Brooklyn (slot)
Rijd mee met Jonathan Wieme, de man achter Motorcycle Cities, tijdens zijn belevenissen in Brooklyn, New York, en ervaar met hem pure motorcultuur.De volgende etappe leidt me naar Red Hook, een van de oudste buurten van Brooklyn die volledig van de rest van de wijk gescheiden is en uitsluitend per buslijn te bereiken. De buurtnaam is rechtstreeks afgeleid van het Nederlandse ‘Rode Hoek’; je hoeft niet veel verbeeldingskracht te hebben om daaruit te concluderen dat het een ruige buurt was, een ideaal grondgebied voor gangsters als Al Capone en drugsdealers. Lang daarvoor was Red Hook een import-export handelscentrum met pakhuizen vol katoen, graan, brandbare vloeistoffen als terpentine en benzeen en ieder ander denkbaar materiaal waar maar handel in zat.
De unieke locatie in de haven van New York wist ook zware industrie aan te trekken die behoefte had aan een strategische positie bij de droogdokken, om daar ruwe materialen binnen te halen en afgewerkte producten weer in te schepen. Zelf wil ik me focussen op wat er zich hier vandaag de dag afspeelt; Red Hook kent een hoge concentratie werkplaatsen en motorshops.

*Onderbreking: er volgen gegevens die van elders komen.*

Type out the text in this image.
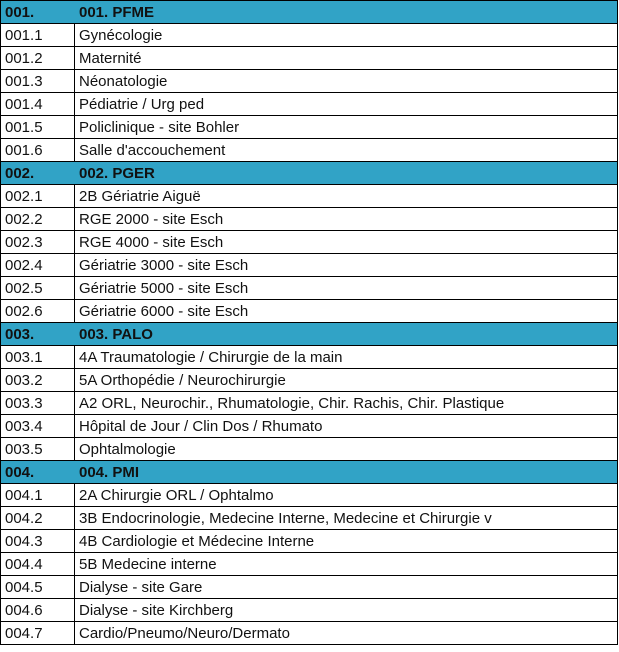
001.	001. PFME
001.1	Gynécologie
001.2	Maternité
001.3	Néonatologie
001.4	Pédiatrie / Urg ped
001.5	Policlinique - site Bohler
001.6	Salle d'accouchement
002.	002. PGER
002.1	2B Gériatrie Aiguë
002.2	RGE 2000 - site Esch
002.3	RGE 4000 - site Esch
002.4	Gériatrie 3000 - site Esch
002.5	Gériatrie 5000 - site Esch
002.6	Gériatrie 6000 - site Esch
003.	003. PALO
003.1	4A Traumatologie / Chirurgie de la main
003.2	5A Orthopédie / Neurochirurgie
003.3	A2 ORL, Neurochir., Rhumatologie, Chir. Rachis, Chir. Plastique
003.4	Hôpital de Jour / Clin Dos / Rhumato
003.5	Ophtalmologie
004.	004. PMI
004.1	2A Chirurgie ORL / Ophtalmo
004.2	3B Endocrinologie, Medecine Interne, Medecine et Chirurgie v
004.3	4B Cardiologie et Médecine Interne
004.4	5B Medecine interne
004.5	Dialyse - site Gare
004.6	Dialyse - site Kirchberg
004.7	Cardio/Pneumo/Neuro/Dermato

Zoals het fraaie Union Garage NYC, Italiaanse custom bouwers zoals Moto Borgotaro en Moto Pistole, de super getalenteerde Japanner van Keino Cycles, het onvermijdelijke Brooklyn Motor Works en de kleine Vespa-zaak Scooter Bottega.
Union Garage opende zijn deuren in 2012, maar Chris’ avonturen dateren van veel eerder. Aangevuurd door zijn huidige buurman Peter Boggio van Moto Borgotaro, begon Chris zijn professionele leven als leerling-monteur in de tweewielerwereld. Peter is specialist in BMW, Ducati, Laverda, Norton, Moto Guzzi en Triumph, maar een zonderling figuur in de vintage motorwereld. Als je hem wilt ontmoeten of spreken: kansloos. Iedere media-aanvraag voor een interview wuift hij weg. Geen wonder dat hij zijn zaak slechts één uur per week openstelt voor publiek om zich te kunnen blijven concentreren op zijn werkzaamheden. Peter is erger dan Daft Punk… en tegelijkertijd minstens zo goed. Chris geeft grif toe dat hij Peter vijf jaar lang achter zijn vodden heeft gezeten om eens een promovideo te maken, wat hem uiteindelijk lukte. Zoek maar eens op internet naar de korte film van Robert Serrini, genaamd ‘Moto Borgotaro - The 1979 Moto Guzzi Le Mans’.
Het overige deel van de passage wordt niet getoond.